25日の「素敵な宇宙船 地球号」でシックハウス症候群についてやっていました。
シックハウス症候群は様々な化学物質が原因で、神経や呼吸器などに障害を引き起こす疾病の総称ですが、日本ではまだイマイチ認知されていないようです。「聞いたことはある」という方は多いと思いますが、具体的に・・・と言われると困る方が多いのではないかと思います。シックハウス症候群の症状は様々で、「コレ」といった特定の症状がありません。だから認定が難しく、疾病の認定にあたれる医療機関も、医師もとても少ないのです。
番組では赤ちゃんの時に住んでいた家の「新建材」が原因で、シックハウス症候群になってしまった女性の話や、海外の患者さんの情報などをやっていました。
住まい手の生命と財産を守る「シェルター」。これが住宅に求められる最低限の性能です。この最低限の性能すら担保できない状況が、今巷にあふれています。やすらぎの場であるはずの家が原因で病気になるなんて、とても悲しいことです。
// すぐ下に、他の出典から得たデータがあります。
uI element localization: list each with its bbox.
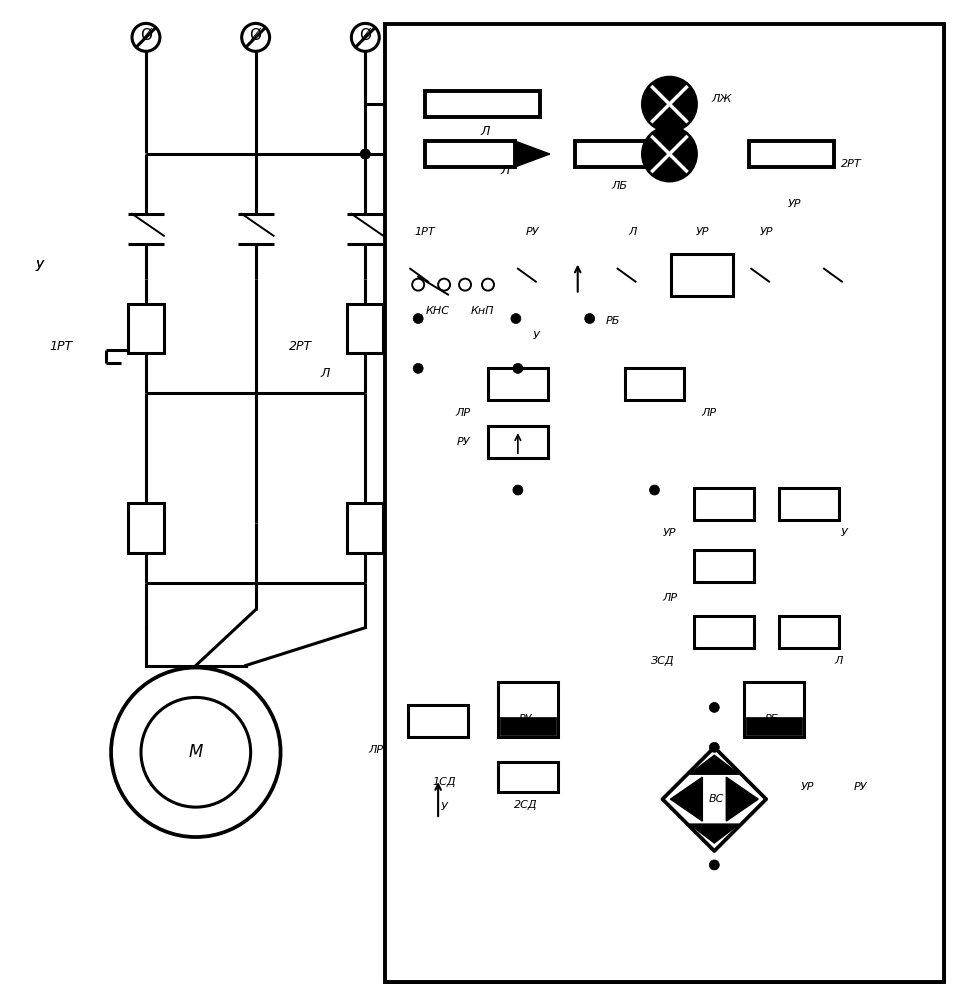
Bar (749, 141, 834, 167)
Circle shape (511, 313, 521, 324)
Text: у: у (35, 257, 43, 271)
Text: РБ: РБ (605, 316, 620, 326)
Bar (574, 141, 665, 167)
Circle shape (132, 23, 160, 51)
Text: РУ: РУ (526, 227, 540, 237)
Bar (694, 616, 754, 647)
Circle shape (412, 278, 424, 290)
Text: 2РТ: 2РТ (841, 159, 861, 169)
Text: ЛР: ЛР (702, 408, 717, 418)
Text: У: У (441, 802, 448, 812)
Text: ЛР: ЛР (369, 745, 384, 755)
Bar (128, 503, 164, 552)
Text: ЛР: ЛР (456, 408, 471, 418)
Circle shape (242, 23, 269, 51)
Text: 2РТ: 2РТ (289, 340, 312, 353)
Circle shape (351, 23, 380, 51)
Polygon shape (690, 825, 739, 843)
Text: 1РТ: 1РТ (50, 340, 73, 353)
Circle shape (513, 364, 523, 373)
Bar (779, 488, 839, 520)
Text: УР: УР (760, 227, 773, 237)
Circle shape (710, 703, 719, 713)
Text: Л: Л (501, 164, 509, 177)
Text: Л: Л (628, 227, 637, 237)
Text: КНС: КНС (426, 305, 450, 316)
Text: У: У (841, 528, 848, 538)
Bar (746, 718, 802, 735)
Bar (779, 616, 839, 647)
Bar (488, 368, 548, 400)
Text: Л: Л (834, 655, 843, 665)
Bar (409, 706, 468, 737)
Circle shape (111, 667, 281, 837)
Text: Ø: Ø (360, 28, 371, 43)
Text: УР: УР (787, 199, 801, 209)
Text: УР: УР (801, 782, 814, 792)
Circle shape (413, 313, 423, 324)
Text: ЛЖ: ЛЖ (712, 94, 732, 104)
Circle shape (585, 313, 595, 324)
Bar (347, 503, 384, 552)
Circle shape (710, 860, 719, 870)
Polygon shape (670, 777, 702, 822)
Text: у: у (35, 257, 43, 271)
Circle shape (141, 698, 250, 807)
Polygon shape (690, 755, 739, 774)
Circle shape (482, 278, 494, 290)
Bar (694, 550, 754, 582)
Text: У: У (532, 332, 539, 342)
Circle shape (459, 278, 471, 290)
Text: РБ: РБ (765, 715, 780, 725)
Text: ВС: ВС (709, 794, 724, 804)
Circle shape (361, 149, 370, 159)
Text: 1СД: 1СД (433, 777, 456, 787)
Bar (671, 254, 734, 295)
Circle shape (643, 78, 696, 131)
Circle shape (438, 278, 450, 290)
Polygon shape (726, 777, 759, 822)
Text: УР: УР (663, 528, 676, 538)
Text: 2СД: 2СД (514, 800, 538, 810)
Text: ЛБ: ЛБ (612, 180, 627, 191)
Text: Ø: Ø (249, 28, 262, 43)
Bar (624, 368, 685, 400)
Text: Л: Л (320, 367, 330, 380)
Text: ЛР: ЛР (662, 593, 677, 603)
Bar (498, 762, 558, 792)
Text: М: М (189, 743, 203, 761)
Bar (694, 488, 754, 520)
Bar (386, 24, 944, 982)
Bar (128, 303, 164, 354)
Circle shape (649, 485, 660, 495)
Text: РУ: РУ (456, 437, 470, 448)
Bar (425, 91, 540, 117)
Circle shape (513, 485, 523, 495)
Bar (347, 303, 384, 354)
Circle shape (361, 149, 370, 159)
Text: Л: Л (480, 125, 490, 137)
Text: УР: УР (695, 227, 709, 237)
Text: ЗСД: ЗСД (650, 655, 674, 665)
Bar (425, 141, 515, 167)
Bar (498, 682, 558, 737)
Bar (500, 718, 556, 735)
Text: РУ: РУ (854, 782, 868, 792)
Bar (488, 426, 548, 458)
Text: 1РТ: 1РТ (415, 227, 435, 237)
Text: КнП: КнП (470, 305, 494, 316)
Circle shape (710, 742, 719, 752)
Text: РУ: РУ (519, 715, 532, 725)
Polygon shape (515, 141, 550, 167)
Text: Ø: Ø (140, 28, 152, 43)
Bar (744, 682, 804, 737)
Circle shape (643, 127, 696, 181)
Circle shape (413, 364, 423, 373)
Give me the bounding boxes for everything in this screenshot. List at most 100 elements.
国はシックハウス対策と称して、建築関係法令を改正し、換気扇設置の義務付けなどの対策を施しました。でも場当たり的というか、関係団体(建材メーカーや住宅メーカー)に配慮しすぎてはっきり言ってザル法です。規制された化学物質はごくわずかで、その規制物質の放出が少ないというだけでメーカーは「安全だ」とPRしています。なにが安全なのか誰もわかっていないというのが現状なのかもしれません。
もちろん自然素材=安全でもありません。自然素材だって化学物質を発散します。でもその量は極めて少なく、また人間との付き合いも長いので「おそらく安全だろう」という判断です。
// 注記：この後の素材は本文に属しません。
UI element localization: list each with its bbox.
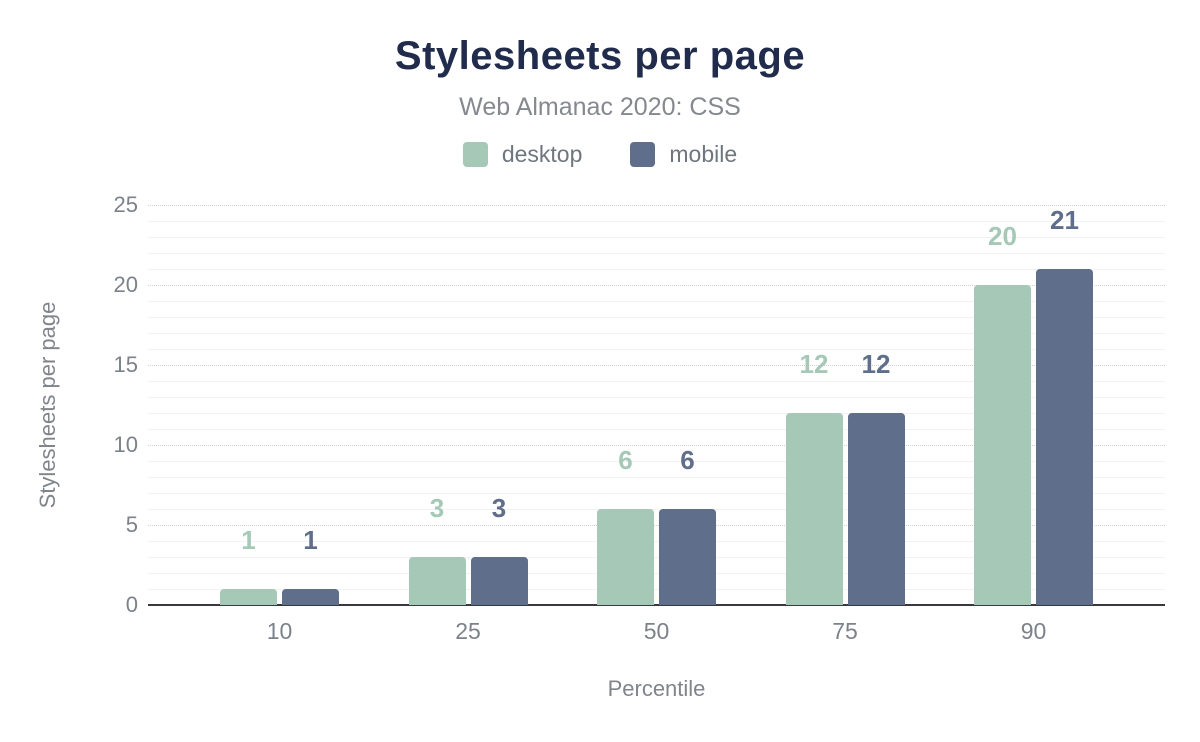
bar-desktop-p10 (220, 589, 277, 605)
chart-legend: desktop mobile (0, 141, 1200, 168)
minor-gridline-24 (148, 221, 1165, 222)
minor-gridline-23 (148, 237, 1165, 238)
bar-value-label-mobile-p90: 21 (1050, 205, 1079, 235)
minor-gridline-9 (148, 461, 1165, 462)
major-gridline-15 (148, 365, 1165, 366)
bar-value-label-mobile-p25: 3 (491, 493, 507, 523)
y-tick-label-25: 25 (113, 192, 138, 217)
minor-gridline-3 (148, 557, 1165, 558)
bar-value-label-desktop-p90: 20 (988, 221, 1017, 251)
x-tick-label-90: 90 (1020, 618, 1047, 644)
minor-gridline-12 (148, 413, 1165, 414)
bar-mobile-p25 (470, 557, 528, 605)
minor-gridline-4 (148, 541, 1165, 542)
bar-value-label-mobile-p50: 6 (680, 445, 695, 475)
major-gridline-5 (148, 525, 1165, 526)
x-axis-line (148, 604, 1165, 606)
major-gridline-25 (148, 205, 1165, 206)
minor-gridline-17 (148, 333, 1165, 334)
bar-desktop-p50 (597, 509, 654, 605)
legend-label: desktop (501, 141, 583, 167)
minor-gridline-19 (148, 301, 1165, 302)
x-axis-title: Percentile (607, 676, 706, 701)
bar-value-label-desktop-p50: 6 (618, 445, 633, 475)
bar-value-label-mobile-p75: 12 (861, 349, 891, 379)
chart-title: Stylesheets per page (394, 34, 806, 78)
legend-item-mobile[interactable]: mobile (630, 141, 737, 168)
x-tick-label-50: 50 (643, 618, 670, 644)
y-tick-label-5: 5 (125, 512, 138, 537)
major-gridline-20 (148, 285, 1165, 286)
y-tick-label-0: 0 (125, 592, 138, 617)
major-gridline-10 (148, 445, 1165, 446)
legend-item-desktop[interactable]: desktop (462, 141, 583, 168)
bar-mobile-p50 (659, 509, 716, 605)
minor-gridline-8 (148, 477, 1165, 478)
bar-value-label-desktop-p75: 12 (799, 349, 829, 379)
bar-desktop-p90 (974, 285, 1031, 605)
minor-gridline-21 (148, 269, 1165, 270)
minor-gridline-7 (148, 493, 1165, 494)
x-tick-label-10: 10 (266, 618, 293, 644)
y-axis-title: Stylesheets per page (35, 301, 60, 509)
bar-desktop-p75 (785, 413, 843, 605)
bar-mobile-p75 (847, 413, 905, 605)
plot-area: 1 1 3 3 6 6 12 12 20 21 (148, 205, 1165, 606)
bar-value-label-desktop-p25: 3 (429, 493, 445, 523)
minor-gridline-13 (148, 397, 1165, 398)
minor-gridline-2 (148, 573, 1165, 574)
minor-gridline-14 (148, 381, 1165, 382)
minor-gridline-11 (148, 429, 1165, 430)
bar-mobile-p90 (1036, 269, 1093, 605)
y-tick-label-10: 10 (113, 432, 138, 457)
y-tick-label-15: 15 (113, 352, 138, 377)
legend-label: mobile (669, 141, 738, 167)
minor-gridline-22 (148, 253, 1165, 254)
minor-gridline-18 (148, 317, 1165, 318)
x-tick-label-75: 75 (832, 618, 858, 644)
x-tick-label-25: 25 (455, 618, 481, 644)
bar-mobile-p10 (282, 589, 339, 605)
bar-value-label-mobile-p10: 1 (303, 525, 318, 555)
minor-gridline-1 (148, 589, 1165, 590)
y-tick-label-20: 20 (113, 272, 138, 297)
minor-gridline-16 (148, 349, 1165, 350)
minor-gridline-6 (148, 509, 1165, 510)
bar-desktop-p25 (408, 557, 466, 605)
bar-value-label-desktop-p10: 1 (241, 525, 256, 555)
legend-swatch-desktop (462, 142, 488, 167)
legend-swatch-mobile (630, 142, 656, 167)
chart-subtitle: Web Almanac 2020: CSS (459, 93, 741, 121)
シックハウス症候群を発症してしまった人の中には、この自然素材由来の化学物質でも影響をうけることがあるそうです。
耐震偽装の問題でも同じことが言えますが、何が安全なのか、住まい手自らが関心を持たないといけない時代になってきています。
お金を出して「ハイ終わり」の時代は終わりました。
便利だからと新しいものに飛びつく時代も終わりました。
金額だけでモノの価値を判断する時代も終わりにしましょう。
何が必要で、何が大切なのか。一人ひとりがしっかりと考え、行動しないと、悲しい結末になってしまいます。
もちろん我々専門家が自覚し、襟を正すのは言うまでもありませんが・・・
30分番組ですが、とてもいろんなことを考え、感じました。
苦しまれている方々の症状が、少しでも快方に向かうことを切に祈ります。